Having real-time information is important because rapid changes in compensation regulations, including provisions under Sarbanes-Oxley, and the increased hiring of executives for global assignments, have made staying current with executive compensation an ongoing challenge.

Board Prowess

Earning a “seat at the board” or at least gaining recognition for the importance of talent acquisition and recognition within the organization is affected by knowledge of compensation in general and executive compensation in particular, according to Dave
Hofrichter
, managing director of Global Compensation Services for Buck Consultants, a compensation consulting firm.  Executive compensation is generally tied to achieving certain business-performance benchmarks, such as increasing profits or sales to certain levels.  Talent-acquisition leaders and senior HR generalists need to be familiar with the company’s business plan and know how to tie compensation and performance together so they can demonstrate their knowledge and communicate their strategies to the board.

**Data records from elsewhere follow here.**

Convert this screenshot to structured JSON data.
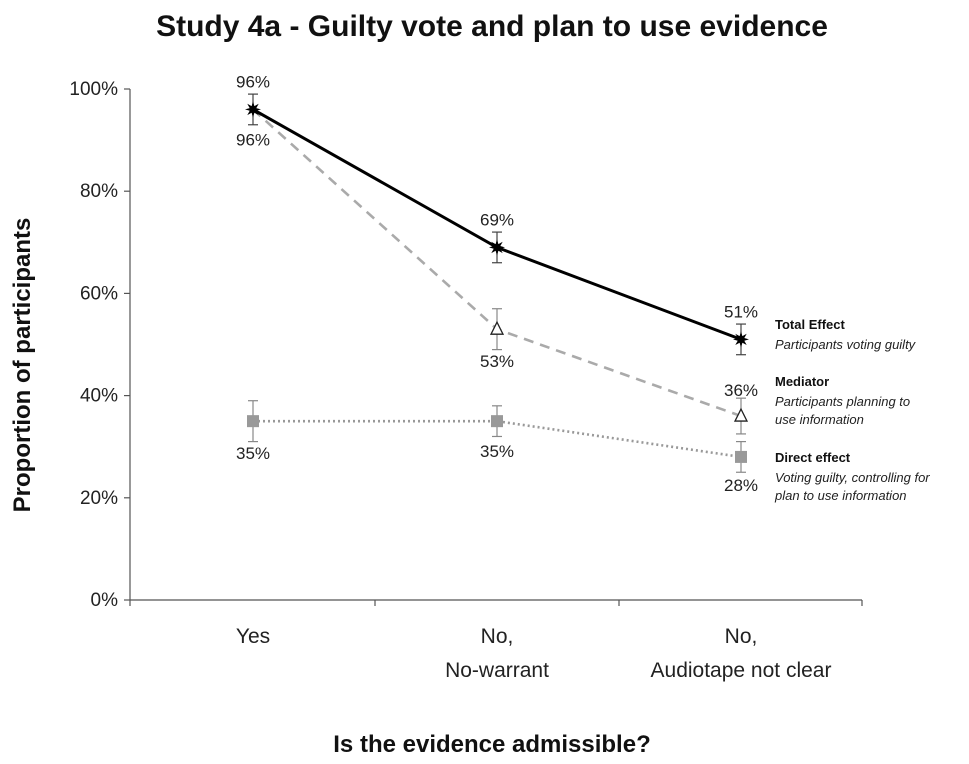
{
  "chart_data": {
    "type": "line",
    "title": "Study 4a  - Guilty vote and plan to use evidence",
    "xlabel": "Is the evidence admissible?",
    "ylabel": "Proportion of participants",
    "ylim": [
      0,
      100
    ],
    "yticks": [
      "0%",
      "20%",
      "40%",
      "60%",
      "80%",
      "100%"
    ],
    "categories": [
      [
        "Yes"
      ],
      [
        "No,",
        "No-warrant"
      ],
      [
        "No,",
        "Audiotape not clear"
      ]
    ],
    "grid": false,
    "legend_position": "right",
    "series": [
      {
        "name": "Total Effect",
        "description": [
          "Participants voting guilty"
        ],
        "values": [
          96,
          69,
          51
        ],
        "labels": [
          "96%",
          "69%",
          "51%"
        ],
        "errors": [
          3,
          3,
          3
        ],
        "color": "#000000",
        "line_style": "solid",
        "marker": "star"
      },
      {
        "name": "Mediator",
        "description": [
          "Participants planning to",
          "use information"
        ],
        "values": [
          96,
          53,
          36
        ],
        "labels": [
          "96%",
          "53%",
          "36%"
        ],
        "errors": [
          0,
          4,
          3.5
        ],
        "color": "#aaaaaa",
        "line_style": "dashed",
        "marker": "triangle"
      },
      {
        "name": "Direct effect",
        "description": [
          "Voting guilty, controlling for",
          "plan to use information"
        ],
        "values": [
          35,
          35,
          28
        ],
        "labels": [
          "35%",
          "35%",
          "28%"
        ],
        "errors": [
          4,
          3,
          3
        ],
        "color": "#999999",
        "line_style": "dotted",
        "marker": "square"
      }
    ]
  }
}
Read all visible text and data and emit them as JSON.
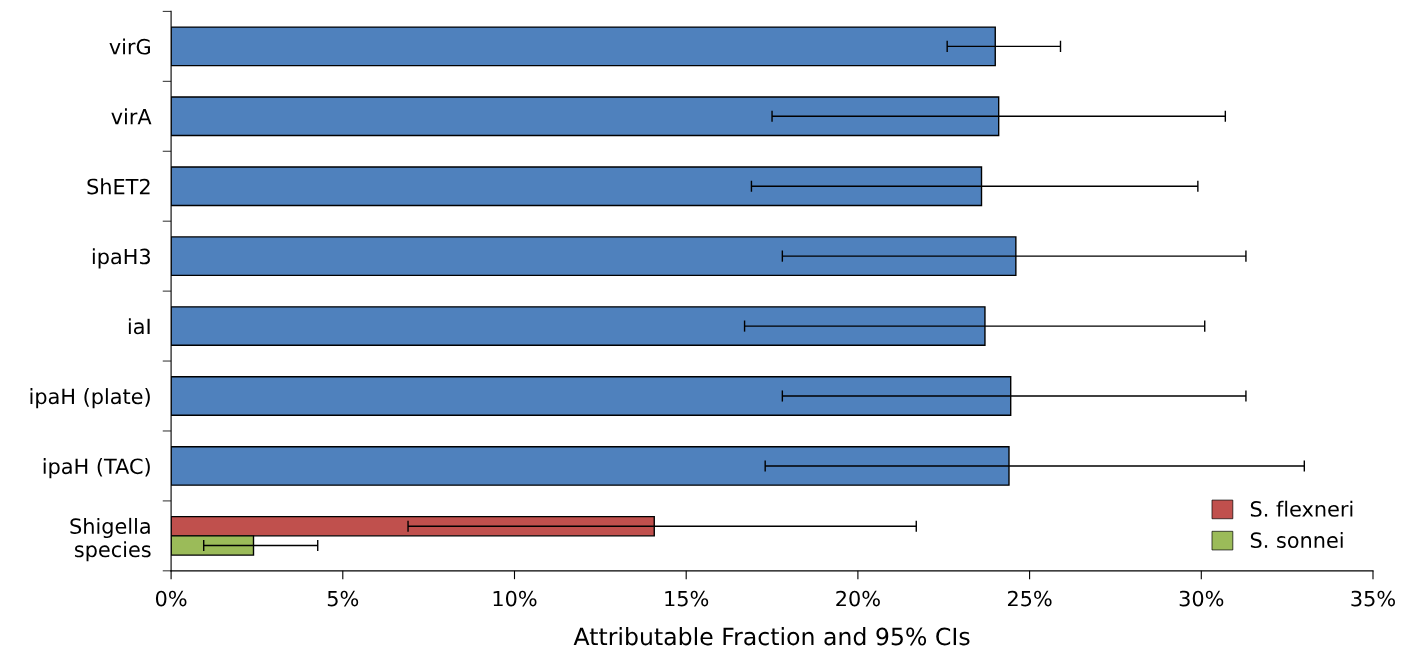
{
  "chart_data": {
    "type": "bar",
    "orientation": "horizontal",
    "xlabel": "Attributable Fraction and 95% CIs",
    "categories": [
      "virG",
      "virA",
      "ShET2",
      "ipaH3",
      "iaI",
      "ipaH (plate)",
      "ipaH (TAC)",
      "Shigella\nspecies"
    ],
    "series": [
      {
        "color": "#4f81bd",
        "values": [
          24.0,
          24.1,
          23.6,
          24.6,
          23.7,
          24.45,
          24.4,
          null
        ],
        "errors": [
          [
            22.6,
            25.9
          ],
          [
            17.5,
            30.7
          ],
          [
            16.9,
            29.9
          ],
          [
            17.8,
            31.3
          ],
          [
            16.7,
            30.1
          ],
          [
            17.8,
            31.3
          ],
          [
            17.3,
            33.0
          ],
          null
        ]
      },
      {
        "name": "S. flexneri",
        "color": "#c0504d",
        "values": [
          null,
          null,
          null,
          null,
          null,
          null,
          null,
          14.07
        ],
        "errors": [
          null,
          null,
          null,
          null,
          null,
          null,
          null,
          [
            6.9,
            21.7
          ]
        ]
      },
      {
        "name": "S. sonnei",
        "color": "#9bbb59",
        "values": [
          null,
          null,
          null,
          null,
          null,
          null,
          null,
          2.4
        ],
        "errors": [
          null,
          null,
          null,
          null,
          null,
          null,
          null,
          [
            0.95,
            4.27
          ]
        ]
      }
    ],
    "xlim": [
      0,
      35
    ],
    "xticks": [
      {
        "value": 0,
        "label": "0%"
      },
      {
        "value": 5,
        "label": "5%"
      },
      {
        "value": 10,
        "label": "10%"
      },
      {
        "value": 15,
        "label": "15%"
      },
      {
        "value": 20,
        "label": "20%"
      },
      {
        "value": 25,
        "label": "25%"
      },
      {
        "value": 30,
        "label": "30%"
      },
      {
        "value": 35,
        "label": "35%"
      }
    ],
    "grid": false,
    "legend": "bottom right"
  }
}
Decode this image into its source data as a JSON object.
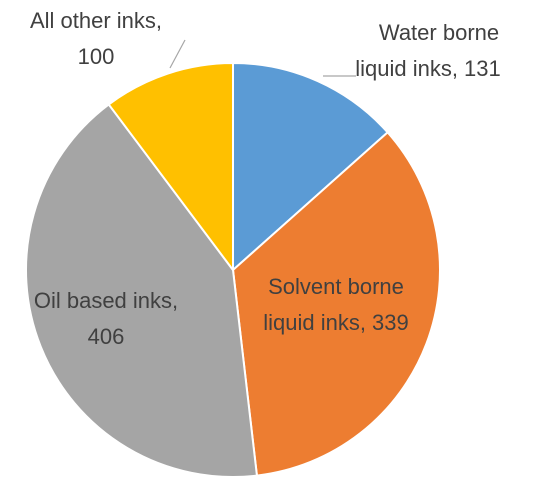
{
  "chart_data": {
    "type": "pie",
    "slices": [
      {
        "label_line1": "Water borne",
        "label_line2": "liquid inks, 131",
        "value": 131,
        "color": "#5B9BD5"
      },
      {
        "label_line1": "Solvent borne",
        "label_line2": "liquid inks, 339",
        "value": 339,
        "color": "#ED7D31"
      },
      {
        "label_line1": "Oil based inks,",
        "label_line2": "406",
        "value": 406,
        "color": "#A5A5A5"
      },
      {
        "label_line1": "All other inks,",
        "label_line2": "100",
        "value": 100,
        "color": "#FFC000"
      }
    ],
    "start_angle": "12 o'clock",
    "direction": "clockwise",
    "legend": "none"
  }
}
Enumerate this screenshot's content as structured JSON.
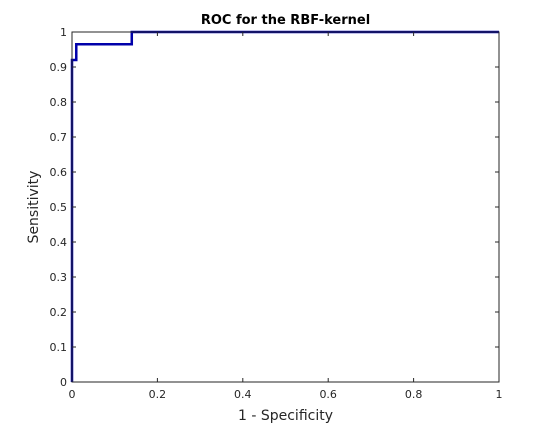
{
  "chart_data": {
    "type": "line",
    "title": "ROC for the RBF-kernel",
    "xlabel": "1 - Specificity",
    "ylabel": "Sensitivity",
    "xlim": [
      0,
      1
    ],
    "ylim": [
      0,
      1
    ],
    "xticks": [
      "0",
      "0.2",
      "0.4",
      "0.6",
      "0.8",
      "1"
    ],
    "yticks": [
      "0",
      "0.1",
      "0.2",
      "0.3",
      "0.4",
      "0.5",
      "0.6",
      "0.7",
      "0.8",
      "0.9",
      "1"
    ],
    "grid": false,
    "series": [
      {
        "color": "#0000aa",
        "x": [
          0,
          0,
          0.01,
          0.01,
          0.14,
          0.14,
          1
        ],
        "y": [
          0,
          0.92,
          0.92,
          0.965,
          0.965,
          1,
          1
        ]
      }
    ],
    "reference_line": {
      "color": "#000000",
      "x": [
        0,
        0,
        0.01,
        0.01,
        0.14,
        0.14,
        1
      ],
      "y": [
        0,
        0.92,
        0.92,
        0.965,
        0.965,
        1,
        1
      ]
    }
  }
}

“Talent-acquisition leaders need to understand how annual incentive plans are constructed,” says Hofrichter.  “They can be supported by others in the organization such as the CFO, attorneys, or the compensation committee, but they need to know enough to spearhead change, guide retention efforts, and generate new offers.

“The entire landscape for executive compensation has shifted away form salary to equity and bonuses for both executives and high-potential performers who are on the way up,” says Hofrichter.

“Because of Sarbanes-Oxley, a greater part of executive compensation is now performance based, so you need to understand how to author the goals that are triggers for comp payouts and how the company has performed against those types of goals in the past, because candidates will want that kind of information,” says Hofrichter.  “If you are offering options and deferred compensation, you need to know how the ‘golden handcuffs’ work.”

Senior HR leaders need to serve as a balance between management and the board by helping both sides understand compensation issues.  They should take the lead in developing a company’s compensation philosophy, and achieving that means keeping up with trends in the field.

“The trend in executive compensation is away from the old bonus plan, which was a pool of funds that was divided on a discretionary basis and usually totaled 25% to 50% of salary,” says Paul Dorf.  “Now incentives are as high as 100% to 200% of salary or beyond, but part of the qualifcation for the incentive being tax deductible is that they have to be performance based.  Also, there’s a movement away from stock options to the granting of restricted stock.

“With so much of comp being performance based, it’s important for the organization to have a good way to measure people and to evaluate performance,” says Dorf.  “Also, you need to make certain that you aren’t bringing in new people at a higher compensation level than existing employees, or you will lose people.  Accomplishing this means breaking down the silos in HR that can cause talent acquisition to be separated from general compensation administration and performance-review functions.”

A demonstration of competence and seamless integration in all areas of human resources by talent-acquisition leaders will generate positive results both internally and with candidates.

“You have to look at it from the outside,” says Hofrichter.  “Sometimes how a process is conducted is as important as the end point.  Your will lose good people if the hiring process doesn’t look integrated, the response isn’t done in a timely manner, and the entire orchestrating of the offer event appears to be siloed.”